Khalifeh AlJadda holds Ph.D. in computer science from the University of Georgia (UGA), with a specialization in machine learning. He has experience implementing large scale, distributed machine learning algorithms to solve challenging problems in domains ranging from Bioinformatics to search and recommendation engines. He is the lead data scientist on the search data science team at CareerBuilder, which is one of the largest job boards in the world. He leads the data science effort to design and implement the backend of CareerBuilder’s language-agnostic semantic search engine leveraging Apache Spark and the Hadoop ecosystem.
"If you can not measure it, you can not improve it". Relevancy of the documents retrieved by search and recommendation engines is crucial to the end users. Exposing end users to irrelevant documents is very expensive since those users will turn away; therefore, companies that rely on search services strive to improve their search algorithms. Whenever a tweak of an existing algorithm is done or a new algorithm is implemented, an assessment is required. Most of the existing techniques rely on running an A/B test by exposing a portion of the end users to a new search algorithm, then comparing the (Click Through Rate) CTR between the existing algorithm and the new one to measure the quality of each algorithm. In this talk we introduce a fully automated QA system for search and recommendation engines, which leverage implicit user feedback. The proposed system has been used successfully to assess CareerBuilder's search engine. CareerBuilder operates the largest job board in the U.S. and has an extensive and growing global presence, with millions of job postings, more than 60 million actively-searchable resumes, over one billion searchable documents, and more than a million searches per hour. We implemented this system using Apache Spark. Spark enables us to derive implicit user feedback using about 19M search logs, then calculate the NDCG for different algorithms in less than 2 hours. We can report the estimated impact of a proposed changes in a few hours instead of running an A/B test and wait for days to figure out the impact. Given the size of search logs that we collect everyday, running this system in reasonable time requires a powerful distributed platform. We find Apache Spark as the best platform to fulfill our needs.

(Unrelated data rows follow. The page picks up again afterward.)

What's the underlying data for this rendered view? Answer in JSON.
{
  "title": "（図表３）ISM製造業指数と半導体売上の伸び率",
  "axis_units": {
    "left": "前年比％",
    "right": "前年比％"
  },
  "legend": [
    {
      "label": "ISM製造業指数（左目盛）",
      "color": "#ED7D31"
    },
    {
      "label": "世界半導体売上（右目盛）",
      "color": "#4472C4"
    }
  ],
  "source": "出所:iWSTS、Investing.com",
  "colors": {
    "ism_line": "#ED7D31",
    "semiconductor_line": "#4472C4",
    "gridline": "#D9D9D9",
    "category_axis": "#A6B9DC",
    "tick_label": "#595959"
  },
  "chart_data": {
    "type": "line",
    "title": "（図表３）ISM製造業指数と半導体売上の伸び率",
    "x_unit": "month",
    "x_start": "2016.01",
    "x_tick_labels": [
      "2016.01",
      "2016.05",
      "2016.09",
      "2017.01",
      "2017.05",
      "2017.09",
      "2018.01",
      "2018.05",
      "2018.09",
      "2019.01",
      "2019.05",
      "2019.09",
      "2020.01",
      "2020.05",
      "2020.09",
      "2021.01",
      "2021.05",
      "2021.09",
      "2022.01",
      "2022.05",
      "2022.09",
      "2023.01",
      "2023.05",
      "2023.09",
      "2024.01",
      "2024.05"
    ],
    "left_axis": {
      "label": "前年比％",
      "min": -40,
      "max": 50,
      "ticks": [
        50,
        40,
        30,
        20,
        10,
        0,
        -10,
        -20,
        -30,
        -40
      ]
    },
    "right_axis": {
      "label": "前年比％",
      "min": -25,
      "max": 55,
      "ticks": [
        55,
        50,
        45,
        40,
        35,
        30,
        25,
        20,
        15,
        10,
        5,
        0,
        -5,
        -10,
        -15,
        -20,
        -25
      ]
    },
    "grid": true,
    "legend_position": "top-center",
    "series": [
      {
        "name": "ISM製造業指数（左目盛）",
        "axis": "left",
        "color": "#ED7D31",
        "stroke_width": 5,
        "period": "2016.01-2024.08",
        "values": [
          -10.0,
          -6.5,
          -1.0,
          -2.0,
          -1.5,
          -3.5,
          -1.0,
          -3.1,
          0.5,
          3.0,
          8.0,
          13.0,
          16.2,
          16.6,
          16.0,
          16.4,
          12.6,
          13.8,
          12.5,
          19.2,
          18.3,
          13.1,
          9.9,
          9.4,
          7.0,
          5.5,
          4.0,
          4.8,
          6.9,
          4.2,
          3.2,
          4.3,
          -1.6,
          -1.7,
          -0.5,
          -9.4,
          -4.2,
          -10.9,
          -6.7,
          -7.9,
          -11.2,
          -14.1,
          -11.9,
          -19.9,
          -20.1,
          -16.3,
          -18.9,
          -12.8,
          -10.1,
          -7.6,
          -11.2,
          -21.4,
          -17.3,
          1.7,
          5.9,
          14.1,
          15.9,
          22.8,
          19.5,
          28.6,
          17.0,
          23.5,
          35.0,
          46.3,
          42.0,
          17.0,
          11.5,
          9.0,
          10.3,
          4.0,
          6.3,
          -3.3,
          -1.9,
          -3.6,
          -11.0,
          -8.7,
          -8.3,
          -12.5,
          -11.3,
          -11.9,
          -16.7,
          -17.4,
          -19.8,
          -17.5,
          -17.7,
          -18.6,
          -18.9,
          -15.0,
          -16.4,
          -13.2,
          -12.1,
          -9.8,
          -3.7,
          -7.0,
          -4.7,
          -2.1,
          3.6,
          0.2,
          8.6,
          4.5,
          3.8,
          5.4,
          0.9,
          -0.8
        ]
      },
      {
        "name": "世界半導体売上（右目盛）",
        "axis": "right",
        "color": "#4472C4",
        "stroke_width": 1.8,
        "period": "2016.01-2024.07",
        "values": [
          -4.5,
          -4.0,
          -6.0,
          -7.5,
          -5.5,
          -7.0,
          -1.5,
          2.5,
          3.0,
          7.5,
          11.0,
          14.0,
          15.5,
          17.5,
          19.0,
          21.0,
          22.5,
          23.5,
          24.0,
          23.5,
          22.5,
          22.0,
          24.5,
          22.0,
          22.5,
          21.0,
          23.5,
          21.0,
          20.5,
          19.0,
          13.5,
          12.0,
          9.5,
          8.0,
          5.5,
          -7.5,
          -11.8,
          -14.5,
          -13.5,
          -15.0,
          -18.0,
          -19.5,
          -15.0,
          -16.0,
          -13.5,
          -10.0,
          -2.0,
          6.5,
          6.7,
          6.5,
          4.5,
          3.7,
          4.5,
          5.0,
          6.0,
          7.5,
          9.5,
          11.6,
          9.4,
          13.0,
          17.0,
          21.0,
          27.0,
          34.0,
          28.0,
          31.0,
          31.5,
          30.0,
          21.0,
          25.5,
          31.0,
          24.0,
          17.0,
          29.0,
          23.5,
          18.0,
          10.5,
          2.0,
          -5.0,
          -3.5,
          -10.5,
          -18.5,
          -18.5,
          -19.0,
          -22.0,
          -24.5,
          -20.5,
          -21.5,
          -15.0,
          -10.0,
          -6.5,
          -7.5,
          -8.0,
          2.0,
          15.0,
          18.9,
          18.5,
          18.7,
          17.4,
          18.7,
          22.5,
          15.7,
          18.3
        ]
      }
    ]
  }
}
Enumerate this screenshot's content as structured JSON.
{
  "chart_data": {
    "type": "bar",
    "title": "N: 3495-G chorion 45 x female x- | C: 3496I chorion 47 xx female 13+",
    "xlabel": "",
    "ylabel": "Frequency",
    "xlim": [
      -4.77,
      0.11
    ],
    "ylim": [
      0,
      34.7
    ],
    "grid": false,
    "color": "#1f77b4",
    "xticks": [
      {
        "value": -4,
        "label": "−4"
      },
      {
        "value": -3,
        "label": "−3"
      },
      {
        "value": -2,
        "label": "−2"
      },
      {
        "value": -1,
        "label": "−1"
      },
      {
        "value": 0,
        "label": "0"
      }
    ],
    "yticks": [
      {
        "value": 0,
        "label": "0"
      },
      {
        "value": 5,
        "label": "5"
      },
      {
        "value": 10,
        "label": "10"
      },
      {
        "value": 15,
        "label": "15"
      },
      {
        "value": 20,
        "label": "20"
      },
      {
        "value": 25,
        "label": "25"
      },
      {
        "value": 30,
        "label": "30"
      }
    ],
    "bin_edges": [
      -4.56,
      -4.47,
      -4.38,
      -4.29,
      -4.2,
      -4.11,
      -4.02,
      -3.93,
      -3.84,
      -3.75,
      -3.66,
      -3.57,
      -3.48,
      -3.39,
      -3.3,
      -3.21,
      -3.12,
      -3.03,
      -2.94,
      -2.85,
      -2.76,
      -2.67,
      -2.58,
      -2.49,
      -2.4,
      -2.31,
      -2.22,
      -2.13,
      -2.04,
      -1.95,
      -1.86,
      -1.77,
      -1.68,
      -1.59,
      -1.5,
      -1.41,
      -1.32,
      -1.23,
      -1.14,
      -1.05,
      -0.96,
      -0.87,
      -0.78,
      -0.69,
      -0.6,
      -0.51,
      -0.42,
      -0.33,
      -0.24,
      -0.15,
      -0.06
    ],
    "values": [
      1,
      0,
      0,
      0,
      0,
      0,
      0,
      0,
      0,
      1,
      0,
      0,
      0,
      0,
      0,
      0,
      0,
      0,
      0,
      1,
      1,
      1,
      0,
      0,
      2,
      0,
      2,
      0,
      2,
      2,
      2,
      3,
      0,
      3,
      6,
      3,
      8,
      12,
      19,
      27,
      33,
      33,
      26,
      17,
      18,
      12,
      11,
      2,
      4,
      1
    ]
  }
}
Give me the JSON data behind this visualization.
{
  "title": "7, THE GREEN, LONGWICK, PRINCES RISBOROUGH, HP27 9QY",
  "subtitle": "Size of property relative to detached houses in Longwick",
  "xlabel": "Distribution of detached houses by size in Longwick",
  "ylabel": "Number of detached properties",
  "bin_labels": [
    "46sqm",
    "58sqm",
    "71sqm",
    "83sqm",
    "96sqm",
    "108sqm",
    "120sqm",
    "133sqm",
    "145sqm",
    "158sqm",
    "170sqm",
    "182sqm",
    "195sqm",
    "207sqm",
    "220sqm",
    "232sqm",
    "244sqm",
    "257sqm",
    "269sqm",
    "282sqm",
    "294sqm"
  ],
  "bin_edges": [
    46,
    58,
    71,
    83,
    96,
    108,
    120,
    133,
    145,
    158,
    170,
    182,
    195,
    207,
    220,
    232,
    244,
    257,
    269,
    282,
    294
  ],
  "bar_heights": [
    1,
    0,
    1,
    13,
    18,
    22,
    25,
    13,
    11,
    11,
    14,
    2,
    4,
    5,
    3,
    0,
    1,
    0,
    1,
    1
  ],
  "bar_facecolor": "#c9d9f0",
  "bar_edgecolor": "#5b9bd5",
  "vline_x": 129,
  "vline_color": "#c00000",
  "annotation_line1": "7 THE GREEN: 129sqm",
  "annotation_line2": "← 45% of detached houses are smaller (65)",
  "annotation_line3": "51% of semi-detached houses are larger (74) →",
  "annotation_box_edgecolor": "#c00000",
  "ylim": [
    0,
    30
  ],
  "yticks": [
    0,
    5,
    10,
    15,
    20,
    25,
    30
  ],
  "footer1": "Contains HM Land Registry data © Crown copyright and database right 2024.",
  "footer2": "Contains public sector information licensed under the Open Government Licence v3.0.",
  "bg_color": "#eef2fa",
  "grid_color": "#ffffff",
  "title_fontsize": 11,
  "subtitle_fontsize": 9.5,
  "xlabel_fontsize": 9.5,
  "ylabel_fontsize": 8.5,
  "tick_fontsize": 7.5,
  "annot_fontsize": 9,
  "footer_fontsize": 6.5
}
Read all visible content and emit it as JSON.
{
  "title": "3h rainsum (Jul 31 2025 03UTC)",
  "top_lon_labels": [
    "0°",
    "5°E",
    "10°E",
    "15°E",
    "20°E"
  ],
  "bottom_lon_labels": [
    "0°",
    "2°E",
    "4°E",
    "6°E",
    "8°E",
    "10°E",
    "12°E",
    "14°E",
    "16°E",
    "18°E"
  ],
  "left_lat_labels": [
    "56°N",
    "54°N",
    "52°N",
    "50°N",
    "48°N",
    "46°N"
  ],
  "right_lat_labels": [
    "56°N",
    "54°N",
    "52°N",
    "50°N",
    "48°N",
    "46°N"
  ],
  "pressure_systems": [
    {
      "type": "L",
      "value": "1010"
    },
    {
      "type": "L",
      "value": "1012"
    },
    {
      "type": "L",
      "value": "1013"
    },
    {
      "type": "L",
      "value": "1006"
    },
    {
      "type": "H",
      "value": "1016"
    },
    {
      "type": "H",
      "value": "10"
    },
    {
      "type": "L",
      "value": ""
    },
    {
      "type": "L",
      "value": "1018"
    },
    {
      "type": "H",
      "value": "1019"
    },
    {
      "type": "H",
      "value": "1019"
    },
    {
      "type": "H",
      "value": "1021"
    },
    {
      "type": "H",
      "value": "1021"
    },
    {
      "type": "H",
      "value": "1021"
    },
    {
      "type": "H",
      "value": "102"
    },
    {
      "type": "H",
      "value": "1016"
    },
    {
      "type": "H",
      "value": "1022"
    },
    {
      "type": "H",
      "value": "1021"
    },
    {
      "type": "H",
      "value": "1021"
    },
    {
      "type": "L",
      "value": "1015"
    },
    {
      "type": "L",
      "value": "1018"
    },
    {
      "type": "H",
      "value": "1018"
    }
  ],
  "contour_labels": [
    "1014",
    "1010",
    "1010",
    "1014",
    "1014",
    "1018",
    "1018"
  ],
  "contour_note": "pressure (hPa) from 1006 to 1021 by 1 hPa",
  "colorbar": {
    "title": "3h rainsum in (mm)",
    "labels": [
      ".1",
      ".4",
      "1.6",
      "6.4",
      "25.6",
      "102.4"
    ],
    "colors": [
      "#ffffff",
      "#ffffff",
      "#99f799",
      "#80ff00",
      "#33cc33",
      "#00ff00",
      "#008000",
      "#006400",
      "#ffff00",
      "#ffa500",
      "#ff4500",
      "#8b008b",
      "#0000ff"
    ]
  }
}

Understanding the types of entities expressed in a search query (Company, Skill, Job Title, etc.) enables more intelligent information retrieval based upon those entities compared to a traditional keyword-based search. Because search queries are typically very short, leveraging a traditional bag-of-words model to identify entity types would be inappropriate due to the lack of contextual information. We implemented a novel entity type recognition system which combines clues from different sources of varying complexity in order to collect real-world knowledge about query entities. We employ distributional semantic representations of query entities through two models: 1) contextual vectors generated from encyclopedic corpora like Wikipedia, and 2) high dimensional word embedding vectors generated from millions of job postings using Spark MLlib. In order to enable real-time recognition of entity types, we utilize Apache Solr to cache the embedding vectors generated by Spark MLlib. This approach enable us to recognize entity types for entities expressed in search queries in less than 60 milliseconds which makes this system applicable for real-time entity type recognition.